DEC 25 → FEB 26 · RESEARCH · CASE STUDY

Relay - Designing Supervision Interfaces for AI Agents, 2026

Architected the supervision model and prototype for long-running enterprise AI agents.

Confidentiality Note

This case study describes a design exploration conducted within AI Incubation. Certain details have been generalised or omitted to respect confidentiality.

Role: Design Lead & PM
‍Scope: Led research, product strategy, and supervision model design for an agentic workspace operating across enterprise systems.

Owned:
→ Problem framing and hypothesis definition
→ Research design and synthesis
→ Supervision architecture for agent tasks
→ End-to-end prototyping
→ Executive alignment and roadmap decisions
→ Evaluation framework for agent reliability and supervision quality

Project Relay, 2026

Project Overview

This case study describes a confidential design exploration for supervising AI agents that operate across fragmented enterprise systems. The core premise: as agents become capable of taking action across tools and data, the differentiator shifts from 'what the model can do' to 'what the user can reliably understand, control, and recover from.'

Within AI Incubation, I led research and product design for an early prototype that combined an inspectable agent with a modular workspace canvas. The system aimed to make agent activity legible and safe enough for operational use — through explicit state, provenance, and intervention points and without adding setup burden for time-constrained users.

Context

The AI product landscape is moving from conversational assistants toward systems that can plan, execute, and coordinate multi-step work. In enterprise environments, that work rarely happens in one place: context is distributed across tools and data sources—often with inconsistent data quality and constantly changing state.
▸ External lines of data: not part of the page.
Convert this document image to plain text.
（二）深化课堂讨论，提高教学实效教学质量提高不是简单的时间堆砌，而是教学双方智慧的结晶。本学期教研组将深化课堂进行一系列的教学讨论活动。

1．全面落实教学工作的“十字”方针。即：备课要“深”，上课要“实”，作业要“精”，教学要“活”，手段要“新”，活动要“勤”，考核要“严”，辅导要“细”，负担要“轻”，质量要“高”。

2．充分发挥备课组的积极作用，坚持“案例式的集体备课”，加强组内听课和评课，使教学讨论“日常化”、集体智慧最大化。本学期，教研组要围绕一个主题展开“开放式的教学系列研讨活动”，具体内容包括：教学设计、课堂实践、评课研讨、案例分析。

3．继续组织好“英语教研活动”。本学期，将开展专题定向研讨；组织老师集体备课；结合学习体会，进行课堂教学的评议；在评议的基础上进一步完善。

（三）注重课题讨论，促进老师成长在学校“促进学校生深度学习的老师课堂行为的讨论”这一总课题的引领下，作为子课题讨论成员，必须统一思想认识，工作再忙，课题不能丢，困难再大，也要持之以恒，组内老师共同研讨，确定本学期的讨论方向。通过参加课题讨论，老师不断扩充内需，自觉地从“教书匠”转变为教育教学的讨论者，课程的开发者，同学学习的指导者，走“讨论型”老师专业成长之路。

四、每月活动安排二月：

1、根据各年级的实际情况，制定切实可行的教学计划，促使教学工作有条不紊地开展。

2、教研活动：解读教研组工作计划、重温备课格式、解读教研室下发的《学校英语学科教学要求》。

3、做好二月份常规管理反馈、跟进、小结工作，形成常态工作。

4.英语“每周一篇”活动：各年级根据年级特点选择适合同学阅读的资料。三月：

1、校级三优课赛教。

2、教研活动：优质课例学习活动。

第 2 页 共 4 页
This creates a new interaction design challenge: autonomy can reduce manual effort, but it can also increase cognitive load when users must monitor invisible background work, reconcile conflicting sources, or debug unexpected actions. In practice, agentic systems fail not only on capability — but on supervision: users need ways to verify, steer, and safely interrupt behavior without becoming full-time managers of automation.

The Problem

The exploration focused on one central question:

How might we design a supervision experience for multiple AI agents executing long-running work across disconnected enterprise systems — so users can delegate confidently while maintaining visibility, control, and trust?

In early user conversations (across technical and non-technical operational roles), a consistent pattern emerged: the pain wasn’t a lack of data or dashboards. It was the overhead of coordinating work across tools—tool switching, stitching context, and maintaining continuity from one action to the next. Time, not information was the scarce resource.

The design constraints were sharp:

→ Agents could only help if users could understand what they were doing and why.
→ Any solution that increased setup complexity would fail adoption.
→ Without clear intervention and recovery, autonomy creates risk and hesitation instead of leverage.

Our Persona(s) Flows for Relay

Design Opportunity

The opportunity wasn’t to build “smarter analytics” or a more capable chat interface. It was to introduce new interaction paradigms for supervising delegated work — interfaces that treat agent actions as first-class, inspectable objects.

I framed the design space as:

→ Agents could only help if users could understand what they were doing and why. Turning invisible background automation into something observable and accountable.
→ Giving users control without forcing them into micromanagement. Making uncertainty explicit (freshness, source reliability, execution confidence).
→ Designing for recovery as a default, not an edge case.

Exploration

I started by mapping end-to-end workflows and identifying where coordination broke down across systems. From research synthesis, I formalised a model to structure agent work:

Tasks → Intents → Actions

→ Task: the user-recognisable unit of work
→ Intent: what success means and what constraints apply
→ Actions: concrete steps executed across tools and data sources

Concept Exploration: Supervision Models.

This structure wasn’t only conceptual — it became a design tool for defining what should be automated, what should be confirmed, and where escalation is required.

To stress-test the model, I ran adversarial prompt testing using ambiguous and conflicting requests, stale context, and scenarios that should trigger escalation rather than execution. These tests helped define escalation rules: when the system should ask, confirm, or act—and what evidence it must surface before doing so.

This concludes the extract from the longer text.